Wouldn't a straightforward tax be simpler?
I'd rather have the price set by the participants on a daily basis. I also think the cost of administering and collecting taxes would far outweigh the costs associated with the market. And the impact of a carbon tax will depend on how good your accounting firm is.
Most of the growth in carbon emissions is going to be in China and India. Will they have carbon trading soon? Companies there seem much less interested in the idea.
We have five Chinese members [on the CCX], and we have biogas projects in the poorest sections of India, in Kerala—
But can you get the Chinese and Indian governments to impose cap-and-trade?
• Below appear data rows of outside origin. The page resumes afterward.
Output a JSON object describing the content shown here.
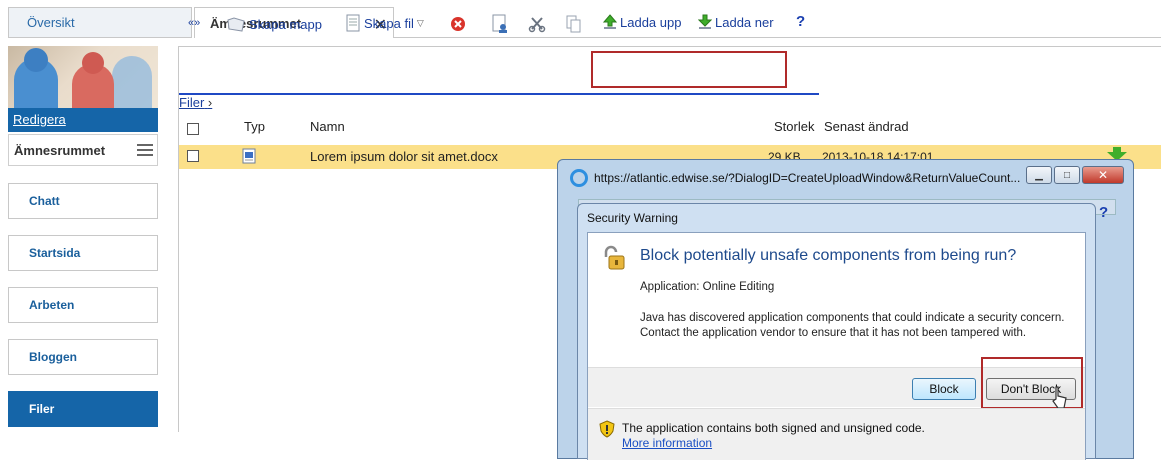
{
  "tabs": {
    "overview_label": "Översikt",
    "active_label": "Ämnesrummet",
    "close_glyph": "✕"
  },
  "sidebar": {
    "edit_link": "Redigera",
    "room_title": "Ämnesrummet",
    "nav": [
      {
        "label": "Chatt",
        "active": false
      },
      {
        "label": "Startsida",
        "active": false
      },
      {
        "label": "Arbeten",
        "active": false
      },
      {
        "label": "Bloggen",
        "active": false
      },
      {
        "label": "Filer",
        "active": true
      }
    ]
  },
  "toolbar": {
    "collapse_glyph": "«»",
    "create_folder": "Skapa mapp",
    "create_file": "Skapa fil",
    "upload": "Ladda upp",
    "download": "Ladda ner",
    "help": "?"
  },
  "breadcrumb": {
    "label": "Filer",
    "separator": "›"
  },
  "table": {
    "headers": {
      "type": "Typ",
      "name": "Namn",
      "size": "Storlek",
      "modified": "Senast ändrad"
    },
    "rows": [
      {
        "name": "Lorem ipsum dolor sit amet.docx",
        "size": "29 KB",
        "modified": "2013-10-18 14:17:01",
        "icon": "word-doc-icon"
      }
    ]
  },
  "browser_window": {
    "title": "https://atlantic.edwise.se/?DialogID=CreateUploadWindow&ReturnValueCount...",
    "help": "?"
  },
  "security_dialog": {
    "title": "Security Warning",
    "heading": "Block potentially unsafe components from being run?",
    "application": "Application: Online Editing",
    "description": "Java has discovered application components that could indicate a security concern. Contact the application vendor to ensure that it has not been tampered with.",
    "block_button": "Block",
    "dont_block_button": "Don't Block",
    "footer_text": "The application contains both signed and unsigned code.",
    "footer_link": "More information"
  },
  "colors": {
    "accent": "#1565a8",
    "highlight_row": "#fbe08a",
    "callout_border": "#b02a2a",
    "link": "#1a3f9c"
  }
}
I think it's going to happen the other way around: the private sector will lead and the government will ratify. We're now in the process of forming an Indian climate exchange. We've signed a memorandum of understanding with the China National Petroleum Corp. I don't think that India and China are quite as behind as many would have us believe, and I don't think Europe is quite as far ahead.
How can you be sure companies are making the necessary reductions?
We haven't had a problem. The monitoring technology is there. Will you find abuses? Yes, of course. Will there be people who put out misguiding earning statements, like Enron? Yes. Are there people who violate commodities laws? Yes. Does the [current financial] system still create efficiency and access to capital? Yes. So many tell you what can go wrong, instead of building things and learning by doing, as we have done in the capital markets over the last couple of hundred years. The European Union started as a steel and coal agreement; it took 50 years to become the European Union. I believe that's the model for a worldwide solution to global warming. I think it will follow the examples of past industrial and financial innovation, and that within 20 years it will have evolved into a worldwide system.